Dès janvier, un diplomate occidental dénonçait dans une note la dissimulation de l’ampleur de l’épidémie par Pékin. Le JDD a pu la consulter.
Cette note n’est ni un télégramme diplomatique ni un document officiel, mais son contenu est discuté entre son auteur et ses supérieurs. Il recoupe l’analyse en provenance des postes diplomatiques européens en Chine.
Le nombre d’urnes funéraires supérieur à celui des décès
En résumé, les autorités locales ont failli, mais lorsque l’État central a décidé d’agir, il a mis les moyens pour réussir. Début mars, l’Organisation mondiale de la santé (OMS) note que l’État chinois coopère, qu’il s’adapte progressivement aux normes de calcul et de transmission de l’information requises par l’organisation internationale. Au point que la direction de l’OMS finit par décerner à Pékin la note A- pour sa gestion de la crise, quand la France ne lui a mis qu’un B+ et les États-Unis, un C (après lui avoir accordé un E pendant l’épisode du Sras).

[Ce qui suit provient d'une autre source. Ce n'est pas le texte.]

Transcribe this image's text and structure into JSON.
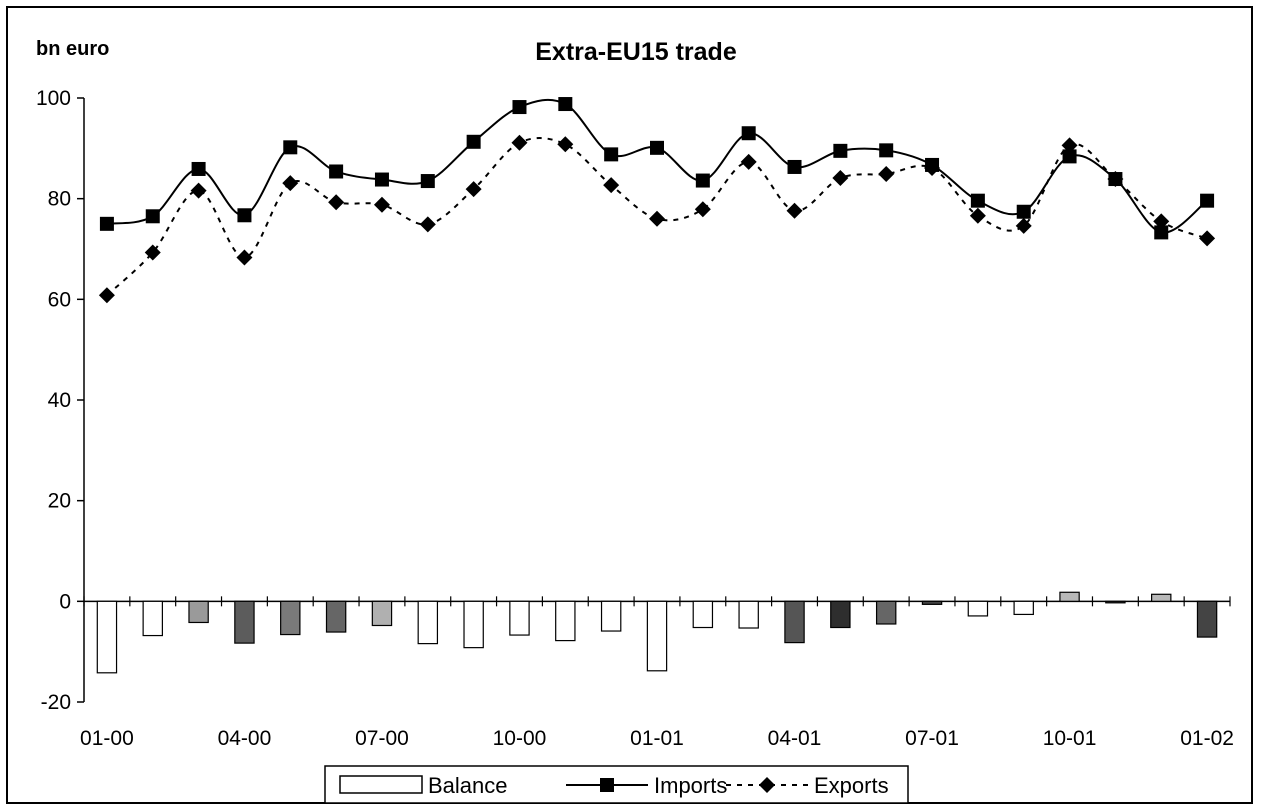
{
  "chart_data": {
    "type": "line",
    "title": "Extra-EU15 trade",
    "unit_label": "bn euro",
    "ylim": [
      -20,
      100
    ],
    "y_ticks": [
      -20,
      0,
      20,
      40,
      60,
      80,
      100
    ],
    "x_tick_labels": [
      "01-00",
      "04-00",
      "07-00",
      "10-00",
      "01-01",
      "04-01",
      "07-01",
      "10-01",
      "01-02"
    ],
    "categories": [
      "01-00",
      "02-00",
      "03-00",
      "04-00",
      "05-00",
      "06-00",
      "07-00",
      "08-00",
      "09-00",
      "10-00",
      "11-00",
      "12-00",
      "01-01",
      "02-01",
      "03-01",
      "04-01",
      "05-01",
      "06-01",
      "07-01",
      "08-01",
      "09-01",
      "10-01",
      "11-01",
      "12-01",
      "01-02"
    ],
    "series": [
      {
        "name": "Balance",
        "kind": "bar",
        "values": [
          -14.2,
          -6.8,
          -4.2,
          -8.3,
          -6.6,
          -6.1,
          -4.8,
          -8.4,
          -9.2,
          -6.7,
          -7.8,
          -5.9,
          -13.8,
          -5.2,
          -5.3,
          -8.2,
          -5.2,
          -4.5,
          -0.6,
          -2.9,
          -2.6,
          1.8,
          -0.2,
          1.4,
          -7.1
        ],
        "colors": [
          "#ffffff",
          "#ffffff",
          "#9a9a9a",
          "#5c5c5c",
          "#7a7a7a",
          "#666666",
          "#b0b0b0",
          "#ffffff",
          "#ffffff",
          "#ffffff",
          "#ffffff",
          "#ffffff",
          "#ffffff",
          "#ffffff",
          "#ffffff",
          "#555555",
          "#2e2e2e",
          "#666666",
          "#444444",
          "#ffffff",
          "#ffffff",
          "#b8b8b8",
          "#444444",
          "#b8b8b8",
          "#444444"
        ]
      },
      {
        "name": "Imports",
        "kind": "line",
        "marker": "square",
        "values": [
          75.0,
          76.5,
          85.9,
          76.7,
          90.2,
          85.4,
          83.8,
          83.5,
          91.3,
          98.2,
          98.8,
          88.8,
          90.1,
          83.6,
          93.0,
          86.3,
          89.5,
          89.6,
          86.7,
          79.6,
          77.4,
          88.4,
          83.9,
          73.3,
          79.6
        ]
      },
      {
        "name": "Exports",
        "kind": "line",
        "marker": "diamond",
        "dashed": true,
        "values": [
          60.8,
          69.3,
          81.6,
          68.3,
          83.1,
          79.3,
          78.8,
          74.9,
          81.9,
          91.1,
          90.8,
          82.7,
          76.0,
          77.9,
          87.3,
          77.6,
          84.1,
          84.9,
          86.1,
          76.6,
          74.6,
          90.6,
          83.9,
          75.5,
          72.1
        ]
      }
    ],
    "legend": {
      "position": "bottom",
      "items": [
        "Balance",
        "Imports",
        "Exports"
      ]
    },
    "grid": false,
    "colors": {
      "line": "#000000",
      "axis": "#000000",
      "background": "#ffffff"
    }
  }
}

Reste le nombre de morts et cette histoire d’urnes funéraires livrées aux crématoriums de Wuhan en quantité nettement supérieure au nombre de décès déclarés. « On ne peut que s’interroger sur le nombre officiel de cas et de décès, confie l’ex-ambassadeur de France en Chine Jean-Maurice Ripert. Il est difficile de croire que, dans un pays de 1,4 milliard d’habitants où l’on a confiné 200 ou 300 millions de personnes, il n’y ait eu qu’un peu plus de 3 000 morts. » Certains de ses collègues toujours en activité s’interrogent également sur ce chiffre « anormalement bas » qui selon eux « renforce le soupçon ».
« Le terme ‘dissimulation’ est plus approprié que ‘mensonge’, mais aujourd’hui, avec les nouveaux cas officiellement présentés comme importés, les responsables locaux chinois sont contraints à l’autocensure car cela va à l’encontre de la ligne du Parti« , admet une source officielle bien informée, pour qui l’annulation de la deuxième session annuelle de l’Assemblée nationale populaire début mars à Pékin est un signe d’anormalité.

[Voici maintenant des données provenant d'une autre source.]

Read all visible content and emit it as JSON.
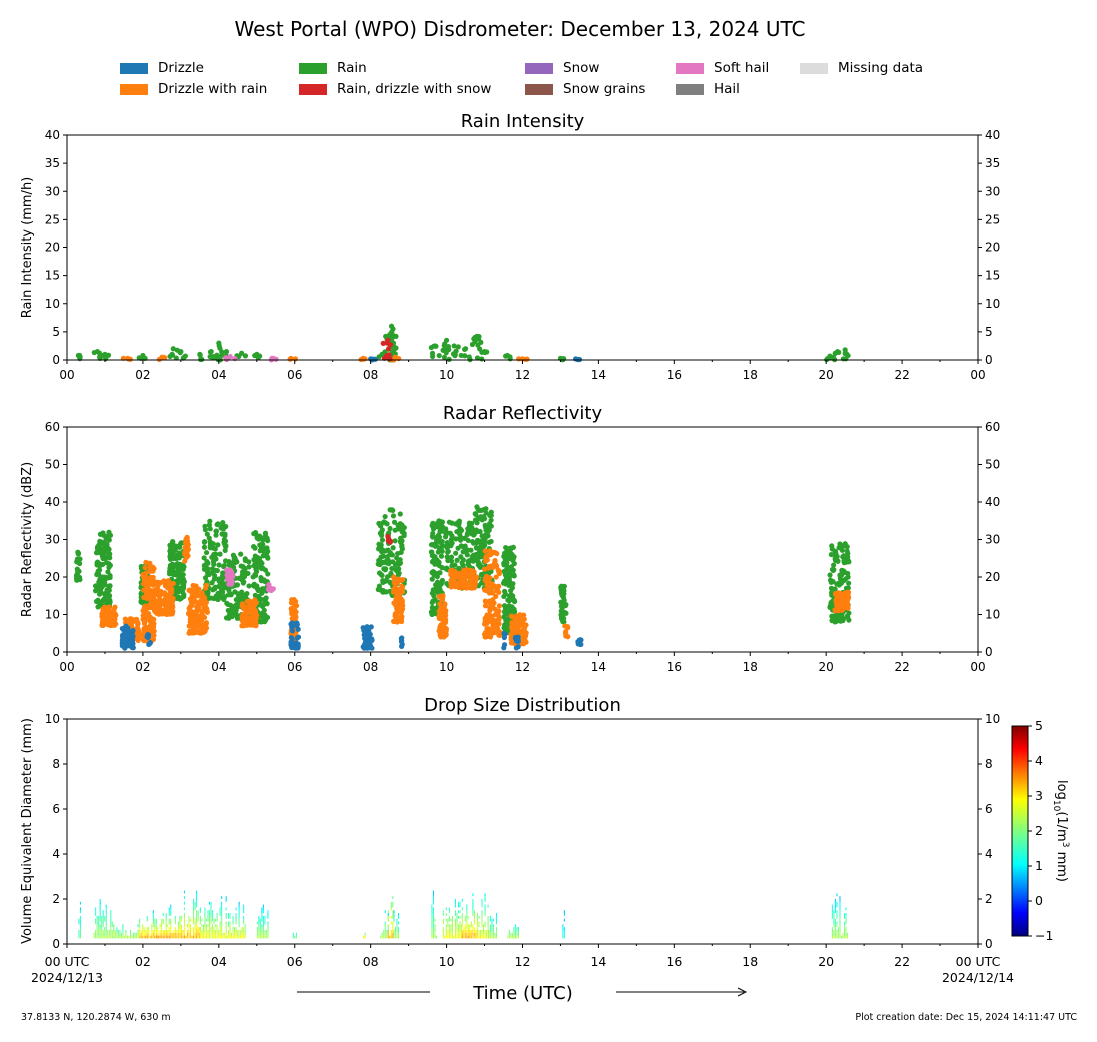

Les officiels chinois nient catégoriquement toute sous-estimation. Les autorités françaises, elles, refusent de polémiquer sur le sujet. À l’Élysée, on explique vouloir se concentrer sur les priorités du moment, notamment les considérables commandes de masques de protection adressées à Pékin. L’essentiel est de ne pas se fâcher avec son fournisseur. Même si, dans plusieurs semaines ou plusieurs mois, le débat sur l’opacité et la transparence comme gage d’efficacité face aux pandémies sortira de sa parenthèse diplomatique.